There is just the one exit poll these days at British elections. MORI and NOP used to do seperate ones, now they carry it out jointly on behalf of BBC and ITN (and for the first time at this election, Sky), so all three channels will have the same one.
It is carried out at around 130 polling stations, and they conduct about 16,500 interviews. They try and use the same polling stations at each election (though changes in wards and polling districts sometimes make it impossible) so that direct changes from the previous election can be drawn. 107 polling stations will be the same ones as last time, with an extra 23 new ones, including some new ones in LD-v-Lab seats which were previously underrepresented.

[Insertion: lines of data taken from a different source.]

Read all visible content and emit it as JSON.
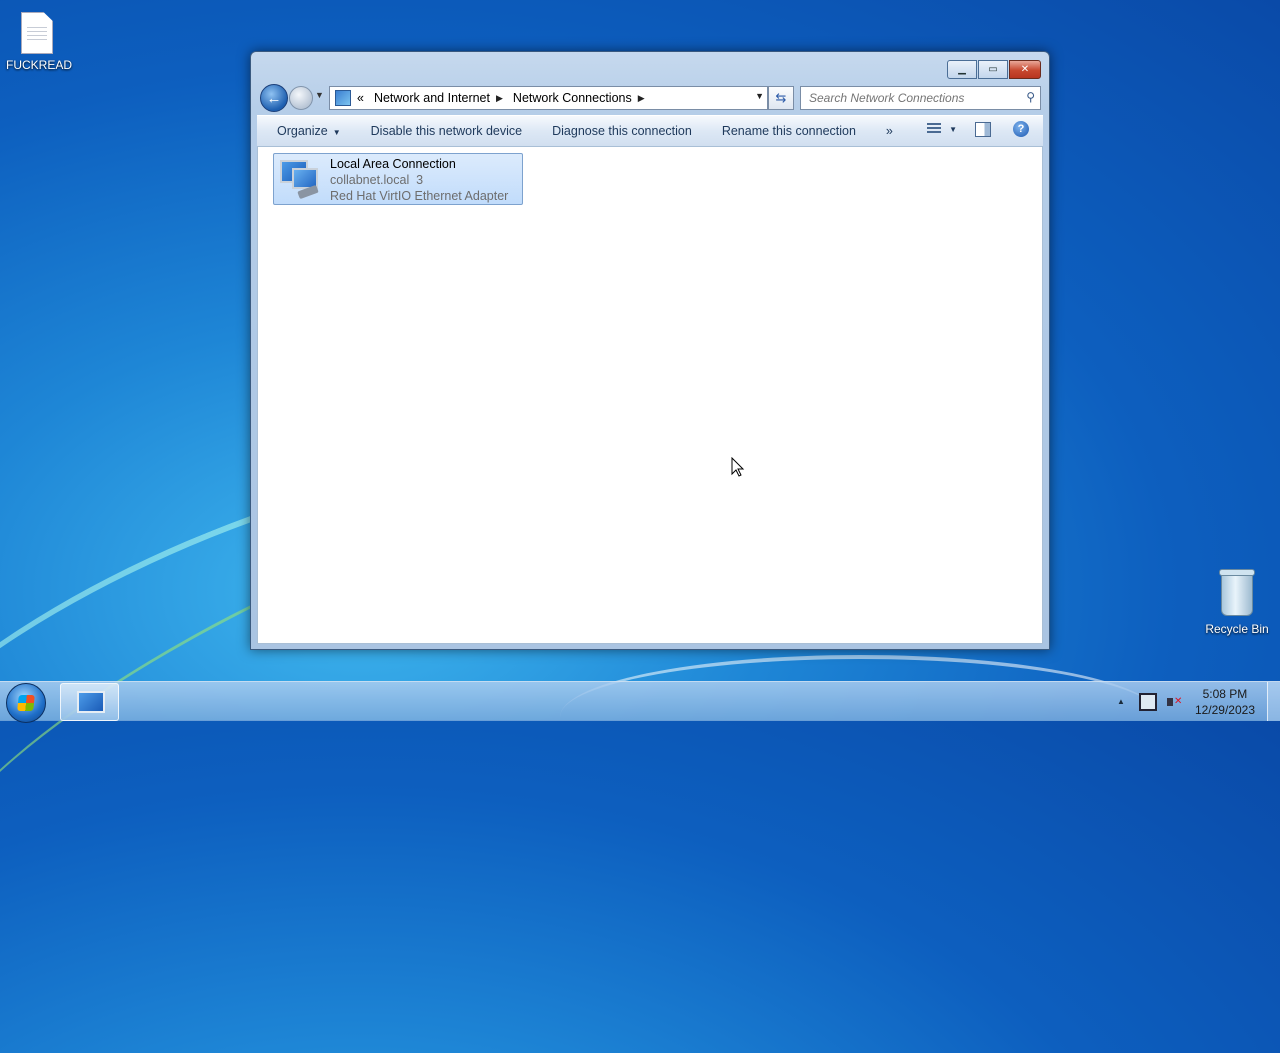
{
  "desktop": {
    "icons": [
      {
        "label": "FUCKREAD"
      },
      {
        "label": "Recycle Bin"
      }
    ]
  },
  "window": {
    "caption_buttons": {
      "minimize": "minimize-icon",
      "maximize": "maximize-icon",
      "close": "close-icon"
    },
    "address": {
      "overflow": "«",
      "crumbs": [
        "Network and Internet",
        "Network Connections"
      ]
    },
    "search": {
      "placeholder": "Search Network Connections"
    },
    "toolbar": {
      "organize": "Organize",
      "disable": "Disable this network device",
      "diagnose": "Diagnose this connection",
      "rename": "Rename this connection",
      "more": "»"
    },
    "items": [
      {
        "name": "Local Area Connection",
        "network": "collabnet.local  3",
        "adapter": "Red Hat VirtIO Ethernet Adapter"
      }
    ]
  },
  "taskbar": {
    "clock": {
      "time": "5:08 PM",
      "date": "12/29/2023"
    }
  }
}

Unlike US exit polls there are no questions about why people voted, it’s just who they voted for.
Interviewers stop every nth person coming out the polling station, and give them a mock ballot paper to fill in, if someone refuses they are not replaced by another person. Every hour the papers are collected and phoned back to HQ, where they are weighted for differential response rates and crunched by people like John Curtice, Rob Ford, Clive Payne and Steve Fisher (if you were watching the BBC’s campaign show last night, Steve was the chap demolishing the myth of bad weather helping the Tories!). The first result comes out at 10pm on the dot, with a final projection at 11pm or so.
The aim of the exit poll is to predict the seat totals, not the share of the vote, and the team will try to work out if there are different shifts in support in different types of seat. The call is based on a probability of each seat going one way or the other, all summed up to make a seat total.
In terms of past accuracy, the exit poll last time got the Labour majority exactly right (though they were slightly off with Conservative and Lib Dem seats). Unless something goes terribly wrong, we should have a broad idea of the result a couple of minutes after 10 o’clock.